Siendo imposible no ver las obras, también resulta imposible el no opinar sobre aquel parking. Atrás queda aquella bandera de campaña en donde unos vendían El Puerto, y otros negaban que el mismo se llegará a realizar. Al final, rozando los cuatro años, nadie recuerda, protesta o habla de aquellos gloriosos días en que una obra fue motivo de campaña electoral. Criticar lo que cada cual dijo sería tan manido como hacer lo mismo que entonces ocurrió, marear una perdiz tiroteada y sin cabeza. Sin embargo, escuchar que a final de año estará terminado suena a campaña.
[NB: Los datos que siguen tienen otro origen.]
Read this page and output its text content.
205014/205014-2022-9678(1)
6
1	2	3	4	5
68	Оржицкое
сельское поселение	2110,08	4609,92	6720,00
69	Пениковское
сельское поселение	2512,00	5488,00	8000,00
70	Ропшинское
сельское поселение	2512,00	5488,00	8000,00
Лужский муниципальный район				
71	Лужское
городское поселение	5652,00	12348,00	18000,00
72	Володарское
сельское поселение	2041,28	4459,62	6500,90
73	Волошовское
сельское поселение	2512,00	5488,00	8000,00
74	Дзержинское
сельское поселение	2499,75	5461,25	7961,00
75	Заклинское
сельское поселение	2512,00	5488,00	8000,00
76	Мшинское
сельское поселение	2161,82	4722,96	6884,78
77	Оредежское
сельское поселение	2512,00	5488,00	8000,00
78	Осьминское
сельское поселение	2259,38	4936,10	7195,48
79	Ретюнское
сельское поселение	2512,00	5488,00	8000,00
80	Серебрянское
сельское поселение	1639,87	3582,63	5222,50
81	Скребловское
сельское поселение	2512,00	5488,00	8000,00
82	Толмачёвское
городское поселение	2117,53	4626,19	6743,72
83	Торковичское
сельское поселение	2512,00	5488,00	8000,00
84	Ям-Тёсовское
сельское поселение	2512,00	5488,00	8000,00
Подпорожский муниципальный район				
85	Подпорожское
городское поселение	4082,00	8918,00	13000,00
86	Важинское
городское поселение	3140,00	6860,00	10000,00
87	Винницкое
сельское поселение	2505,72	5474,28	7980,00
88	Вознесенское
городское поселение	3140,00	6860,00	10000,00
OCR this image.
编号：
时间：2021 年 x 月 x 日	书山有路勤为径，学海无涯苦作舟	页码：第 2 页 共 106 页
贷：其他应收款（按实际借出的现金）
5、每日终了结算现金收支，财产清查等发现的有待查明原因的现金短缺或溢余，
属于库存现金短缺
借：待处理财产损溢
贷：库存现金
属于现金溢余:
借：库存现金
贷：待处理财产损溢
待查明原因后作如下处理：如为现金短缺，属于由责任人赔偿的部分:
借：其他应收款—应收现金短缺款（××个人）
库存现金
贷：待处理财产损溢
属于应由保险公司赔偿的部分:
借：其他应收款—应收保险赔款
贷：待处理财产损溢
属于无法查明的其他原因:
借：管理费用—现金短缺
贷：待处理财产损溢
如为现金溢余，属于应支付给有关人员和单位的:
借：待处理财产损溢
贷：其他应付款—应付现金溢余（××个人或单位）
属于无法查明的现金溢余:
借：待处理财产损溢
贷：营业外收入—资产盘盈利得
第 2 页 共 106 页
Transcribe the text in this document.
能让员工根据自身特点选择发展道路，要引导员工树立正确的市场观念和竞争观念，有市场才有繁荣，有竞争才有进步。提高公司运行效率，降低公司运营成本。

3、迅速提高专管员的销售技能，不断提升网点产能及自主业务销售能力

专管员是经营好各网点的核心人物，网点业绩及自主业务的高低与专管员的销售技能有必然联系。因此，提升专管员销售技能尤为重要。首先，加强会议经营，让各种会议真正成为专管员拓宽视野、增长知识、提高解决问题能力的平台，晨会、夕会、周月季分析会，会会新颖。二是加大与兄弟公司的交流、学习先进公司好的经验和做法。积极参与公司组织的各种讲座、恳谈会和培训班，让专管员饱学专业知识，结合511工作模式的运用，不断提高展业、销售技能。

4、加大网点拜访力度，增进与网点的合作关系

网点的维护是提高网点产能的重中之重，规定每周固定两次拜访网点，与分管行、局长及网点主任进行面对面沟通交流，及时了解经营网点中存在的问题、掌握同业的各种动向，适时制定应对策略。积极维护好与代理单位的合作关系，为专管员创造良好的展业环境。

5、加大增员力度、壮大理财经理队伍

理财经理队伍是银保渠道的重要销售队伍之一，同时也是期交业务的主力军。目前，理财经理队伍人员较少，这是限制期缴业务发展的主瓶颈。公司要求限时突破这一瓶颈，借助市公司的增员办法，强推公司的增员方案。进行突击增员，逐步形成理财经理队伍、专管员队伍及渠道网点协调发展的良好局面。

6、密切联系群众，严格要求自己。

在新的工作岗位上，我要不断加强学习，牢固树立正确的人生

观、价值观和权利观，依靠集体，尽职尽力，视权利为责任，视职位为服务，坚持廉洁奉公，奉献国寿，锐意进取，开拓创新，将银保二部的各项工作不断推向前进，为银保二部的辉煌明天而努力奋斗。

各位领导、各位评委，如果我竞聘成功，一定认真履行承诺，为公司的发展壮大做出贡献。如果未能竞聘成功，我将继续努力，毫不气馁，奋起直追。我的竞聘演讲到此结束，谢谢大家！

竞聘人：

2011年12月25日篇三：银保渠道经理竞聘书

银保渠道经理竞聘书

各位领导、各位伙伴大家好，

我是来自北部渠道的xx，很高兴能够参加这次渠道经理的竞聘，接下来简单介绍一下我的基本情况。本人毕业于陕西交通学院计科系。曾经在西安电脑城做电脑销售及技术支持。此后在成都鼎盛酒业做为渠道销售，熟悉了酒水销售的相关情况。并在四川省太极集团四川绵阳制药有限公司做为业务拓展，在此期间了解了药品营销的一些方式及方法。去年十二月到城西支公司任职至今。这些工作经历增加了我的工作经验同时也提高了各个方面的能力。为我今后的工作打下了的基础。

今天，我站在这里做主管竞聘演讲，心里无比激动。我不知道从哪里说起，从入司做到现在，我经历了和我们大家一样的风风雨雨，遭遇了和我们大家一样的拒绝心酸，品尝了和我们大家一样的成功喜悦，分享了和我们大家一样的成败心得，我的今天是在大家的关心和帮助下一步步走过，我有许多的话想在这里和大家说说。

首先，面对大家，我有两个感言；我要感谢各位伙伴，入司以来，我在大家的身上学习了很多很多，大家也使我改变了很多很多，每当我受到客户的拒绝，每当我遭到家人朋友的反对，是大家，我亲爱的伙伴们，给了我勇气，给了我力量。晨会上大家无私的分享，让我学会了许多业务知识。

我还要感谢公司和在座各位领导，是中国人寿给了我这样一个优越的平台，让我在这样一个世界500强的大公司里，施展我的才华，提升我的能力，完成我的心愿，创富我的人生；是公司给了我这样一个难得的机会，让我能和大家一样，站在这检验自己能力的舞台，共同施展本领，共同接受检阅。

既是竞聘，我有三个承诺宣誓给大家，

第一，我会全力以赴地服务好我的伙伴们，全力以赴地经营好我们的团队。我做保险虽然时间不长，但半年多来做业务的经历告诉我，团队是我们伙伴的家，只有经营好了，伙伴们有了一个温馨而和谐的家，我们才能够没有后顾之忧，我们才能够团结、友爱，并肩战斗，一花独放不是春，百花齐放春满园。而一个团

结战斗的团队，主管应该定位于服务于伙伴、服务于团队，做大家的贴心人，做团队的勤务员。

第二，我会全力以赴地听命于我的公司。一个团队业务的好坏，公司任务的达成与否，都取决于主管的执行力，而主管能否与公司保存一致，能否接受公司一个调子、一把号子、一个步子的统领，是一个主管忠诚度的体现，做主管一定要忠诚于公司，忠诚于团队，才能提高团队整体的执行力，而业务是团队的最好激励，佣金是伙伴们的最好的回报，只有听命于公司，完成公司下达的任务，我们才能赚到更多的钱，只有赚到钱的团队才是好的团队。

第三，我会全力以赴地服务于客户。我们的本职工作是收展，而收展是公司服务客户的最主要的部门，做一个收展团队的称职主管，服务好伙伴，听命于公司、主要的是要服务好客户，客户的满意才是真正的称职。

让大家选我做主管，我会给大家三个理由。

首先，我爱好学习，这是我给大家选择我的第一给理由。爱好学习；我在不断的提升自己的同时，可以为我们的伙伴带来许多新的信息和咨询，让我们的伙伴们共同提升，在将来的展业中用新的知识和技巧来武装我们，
Lo que un día se vendió como promesa de que no se haría, ahora se vende como fantástica obra que se terminara para el disfrute de los portuenses. Me quedo con una entrada a la ciudad sin camiones, con locales celebrando el fin de unas obras que solo les perjudican, con la suciedad de unas obras. Al igual que ocurriera antes, no deja de ser lógico que el parking sea un beneficio para la localidad, un motor para la zona, y una buena opción para atraer mas gente a un centro que necesita vitalidad. La gran pregunta ahora será cómo quedará, y con plena confianza en que quedará bien, me pregunto cómo será el final, y sobre todo cuando, pues nunca ninguna obra que anunciaba su final llegó al mismo a tiempo. La campaña será presidida por logros y objetivos cumplidos, el problema estará en quien venderá el fin de esta obra, y cómo. De seguro que unos dirán que apostaron por aquella obra, los que no apostaron por ella y prometieron otra cosa, dirán que consiguieron un nuevo proyecto mejor que el anterior. Pero al final, y para asombro de todos, como algo extraño y que sucede en pocas ocasiones, ganarán los portuenses, que contarán con una nueva bolsa, ganarán los comerciantes, que dispondrán de nuevos servicios para sus clientes, y ganará un entorno que aun me huele a varadero y a bodega, a talleres y levante en calma, a dulces y vinagres, un entorno que se ha ido transformando hasta convertirse en una digna entrada, flanqueada por la sinuosa curva de ese río y por una bella arquitectura bodeguera que encierra la esencia de aquel principio de siglo… y al fondo, la espadaña de un convento que mira a las salinas. Todo tiene su lado bueno, solo queda que el resultado final del tan manido, vendido y oportunista parking sea digno de uno de los sitios más emblemáticos de la ciudad… lo malo, como lo vendan en los últimos días de la campaña a las municipales.